Para pihak apabila menghendaki, juga dapat membuat suatu perjanjian diluar dari
ketentuan buku III KUH Perdata, maka karenanya buku III KUH Perdata itu
sering dikatakan hanya bersifat sebagai pelengkap saja.
61
Pesatnya perkembangan leasing selanjutnya membuat pemerintah merasa
perlu untuk mengatur lebih khusus mengenai pelaksanaan leasing. Hal tersebut
dapat dilihat dari dikeluarkannya beberapa deregulasi yang bertaraf Keputusan
Presiden atau dibawahnya yang menitik beratkan pada masalah perijinan,
kegiatan, ketentuan dan tata cara pelaksanaan, dan lain sebagainya mengenai
leasing.
Ketentuan-ketentuan yang ada tersebut apabila dikaitkan dengan para
pihak yang melaksanakan perjanjian leasing belumlah cukup memadai, hal itu
dikarenakan aturan yang ada tersebut hanya bersifat administratif saja dan
disamping itu pula aturan dimaksud, kedudukannya berada di bawah peraturan
yang setingkat dengan Undang-Undang.
Dengan demikian pelaksanaan leasing di Indonesia dapat dikatakan belum
mempunyai suatu ketentuan peraturan perundang-undangan atau standar hukum
yang kokoh.
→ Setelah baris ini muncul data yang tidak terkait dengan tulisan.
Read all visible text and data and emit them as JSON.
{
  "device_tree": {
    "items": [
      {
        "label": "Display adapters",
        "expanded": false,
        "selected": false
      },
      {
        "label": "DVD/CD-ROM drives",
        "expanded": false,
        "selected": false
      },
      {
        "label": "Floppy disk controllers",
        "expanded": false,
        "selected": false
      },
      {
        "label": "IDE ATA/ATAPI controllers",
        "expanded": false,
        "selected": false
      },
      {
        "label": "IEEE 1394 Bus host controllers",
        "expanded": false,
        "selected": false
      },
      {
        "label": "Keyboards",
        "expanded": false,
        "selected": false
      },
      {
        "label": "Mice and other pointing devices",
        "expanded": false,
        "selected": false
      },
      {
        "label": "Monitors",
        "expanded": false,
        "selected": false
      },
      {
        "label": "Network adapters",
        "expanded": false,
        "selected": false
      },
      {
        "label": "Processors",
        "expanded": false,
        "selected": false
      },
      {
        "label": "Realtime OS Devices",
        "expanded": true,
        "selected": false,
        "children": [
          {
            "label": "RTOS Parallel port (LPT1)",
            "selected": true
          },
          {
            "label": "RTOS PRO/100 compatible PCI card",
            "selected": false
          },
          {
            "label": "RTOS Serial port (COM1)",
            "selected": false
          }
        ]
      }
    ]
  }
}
Oleh karena itu aturan yang ada tersebut kurang memberikan
jaminan kepastian hukum bagi para pihak yang melaksanakan perjanjian leasing.
Apabila timbul sengketa diantara para pihak yang membuat perjanjian,
ada beberapa alternatif yang dapat dilakukan untuk menyelesaikan sengketa
tersebut, antara lain dengan menggunakan upaya perdamaian melalui suatu
negosiasi antara para pihak, jika tidak memperoleh perdamaian, maka para dapat
mengajukan permasalahan ketingkat selanjutnya yaitu melalui badan arbitrase
atau melalui lembaga Peradilan.
62
Untuk menentukan apakah pihak yang berwenang adalah badan arbitrase atau
lembaga peradilan, para pihak akan mengacu kepada isi perjanjian, badan atau
lembaga manakah yang telah dipilih oleh para pihak bila terjadi sengketa.
B. SARAN-SARAN
Mengingat pengaturan tentang leasing yang ada saat ini, hanya dalam
tingkat Keputusan Presiden serta peraturan-peraturan pelaksanaan dibawahnya.
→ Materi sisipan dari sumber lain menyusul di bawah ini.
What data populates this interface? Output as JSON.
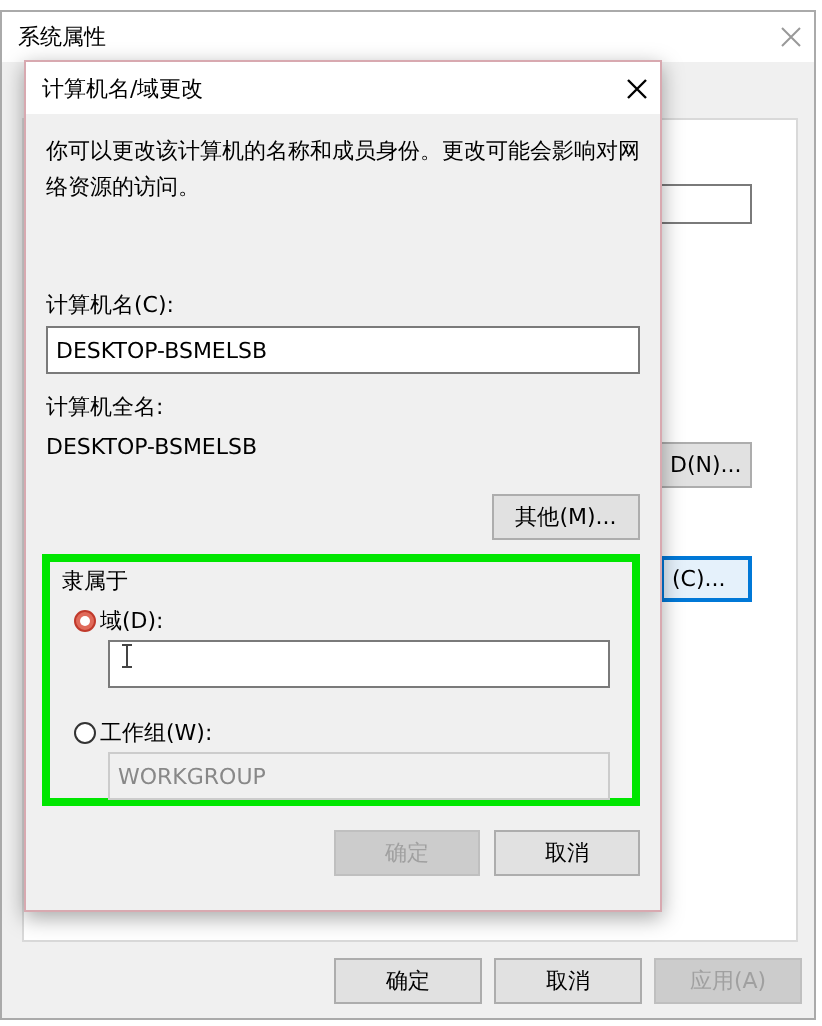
{
  "back_window": {
    "title": "系统属性",
    "partial_buttons": [
      {
        "label": "D(N)...",
        "focused": false
      },
      {
        "label": "(C)...",
        "focused": true
      }
    ],
    "buttons": [
      {
        "label": "确定",
        "disabled": false
      },
      {
        "label": "取消",
        "disabled": false
      },
      {
        "label": "应用(A)",
        "disabled": true
      }
    ]
  },
  "dialog": {
    "title": "计算机名/域更改",
    "description": "你可以更改该计算机的名称和成员身份。更改可能会影响对网络资源的访问。",
    "computer_name_label": "计算机名(C):",
    "computer_name_value": "DESKTOP-BSMELSB",
    "full_name_label": "计算机全名:",
    "full_name": "DESKTOP-BSMELSB",
    "more_button": "其他(M)...",
    "member_of": {
      "label": "隶属于",
      "options": [
        {
          "label": "域(D):",
          "selected": true,
          "field": {
            "disabled": false
          }
        },
        {
          "label": "工作组(W):",
          "selected": false,
          "field": {
            "value": "WORKGROUP",
            "disabled": true
          }
        }
      ]
    },
    "buttons": [
      {
        "label": "确定",
        "disabled": true
      },
      {
        "label": "取消",
        "disabled": false
      }
    ]
  }
}
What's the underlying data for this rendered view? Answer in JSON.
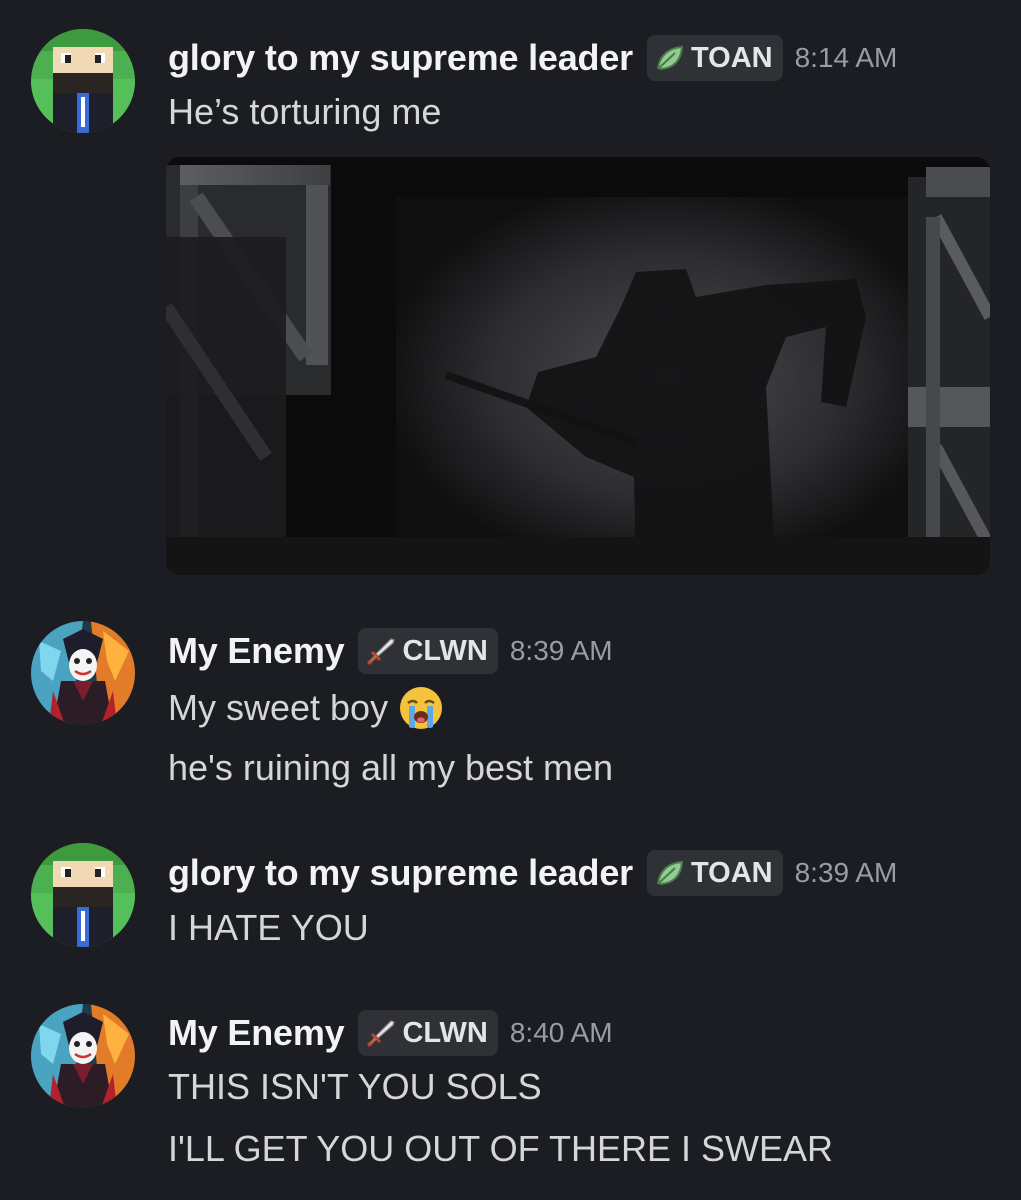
{
  "messages": [
    {
      "username": "glory to my supreme leader",
      "tag": "TOAN",
      "tag_icon": "leaf-icon",
      "timestamp": "8:14 AM",
      "lines": [
        "He’s torturing me"
      ],
      "attachment": "shadow-figure-with-scythe-image"
    },
    {
      "username": "My Enemy",
      "tag": "CLWN",
      "tag_icon": "sword-icon",
      "timestamp": "8:39 AM",
      "lines": [
        "My sweet boy",
        "he's ruining all my best men"
      ],
      "emoji": "loudly-crying-face-emoji"
    },
    {
      "username": "glory to my supreme leader",
      "tag": "TOAN",
      "tag_icon": "leaf-icon",
      "timestamp": "8:39 AM",
      "lines": [
        "I HATE YOU"
      ]
    },
    {
      "username": "My Enemy",
      "tag": "CLWN",
      "tag_icon": "sword-icon",
      "timestamp": "8:40 AM",
      "lines": [
        "THIS ISN'T YOU SOLS",
        "I'LL GET YOU OUT OF THERE I SWEAR"
      ]
    }
  ],
  "colors": {
    "background": "#1c1d22",
    "username": "#f2f3f5",
    "timestamp": "#9a9ca3",
    "tag_background": "#2f3136"
  }
}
Hal tersebut menyebabkan leasing belum mempunyai suatu landasan perundang-
undangan yang kokoh.
Untuk itu perlu ditingkatkan upaya pembaharuan hukum secara terarah
dan terpadu melalui penyusunan suatu perundang-undangan baru yang sangat
dibutuhkan dalam rangka untuk dapat membantu dan mendukung pelaksanaan
dari transaksi leasing tersebut, sehingga terlaksananya suatu standar hukum yang
bersifat Unified Legal Frame Work.
Adalah merupakan tugas dari pemerintah Indonesia beserta aparat-aparat
yang berwenang untuk segera meningkatkan peraturan-peraturan yang ada
menjadi suatu Undang-Undang khusus yang notabene mengatur perihal leasing
secara keseluruhan dan lengkap sehingga terciptanya Law Enforcement.
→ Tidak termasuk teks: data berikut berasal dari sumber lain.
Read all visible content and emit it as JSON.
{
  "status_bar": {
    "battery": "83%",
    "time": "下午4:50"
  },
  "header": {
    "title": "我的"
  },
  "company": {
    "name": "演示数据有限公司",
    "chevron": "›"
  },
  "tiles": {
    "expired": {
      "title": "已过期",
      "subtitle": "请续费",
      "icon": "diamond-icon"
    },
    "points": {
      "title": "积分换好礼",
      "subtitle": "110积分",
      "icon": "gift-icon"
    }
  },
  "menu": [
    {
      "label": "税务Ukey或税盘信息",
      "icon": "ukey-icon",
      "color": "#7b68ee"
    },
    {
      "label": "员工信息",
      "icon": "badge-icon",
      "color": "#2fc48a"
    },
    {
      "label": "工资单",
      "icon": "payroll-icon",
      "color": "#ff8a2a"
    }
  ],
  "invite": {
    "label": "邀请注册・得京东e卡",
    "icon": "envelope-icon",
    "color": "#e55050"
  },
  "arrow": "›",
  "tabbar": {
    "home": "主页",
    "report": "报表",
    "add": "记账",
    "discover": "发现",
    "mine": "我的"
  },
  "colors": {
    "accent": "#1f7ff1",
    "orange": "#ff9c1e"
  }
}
Hal tersebut dirasakan perlu mengingat dalam prakteknya transaksi
leasing masing terdapat penyimpangan-penyimpangan, dan untuk
mengantisipasinya perlu diciptakan suatu iklim berusaha yang sehat serta
63
kompetitif, menghilangkan hal-hal yang bisa menimbulkan kekurangan atau
penyimpangan dalam pelaksanaan perjanjian leasing itu sendiri.
Selain dari pada itu juga perlu kiranya dipikirkan mengenai upaya untuk
membatasi sedemikian rupa pemakaian asas-asas dalam KUH Perdata diantaranya
mengenai asas kebebasan berkontrak yang bersifat semu, dalam arti bahwa pihak
yang mempunyai kedudukan lebih kuat lebih banyak menentukan isi perjanjian,
hal ini jelas akan merugikan pihak-pihak yang lemah.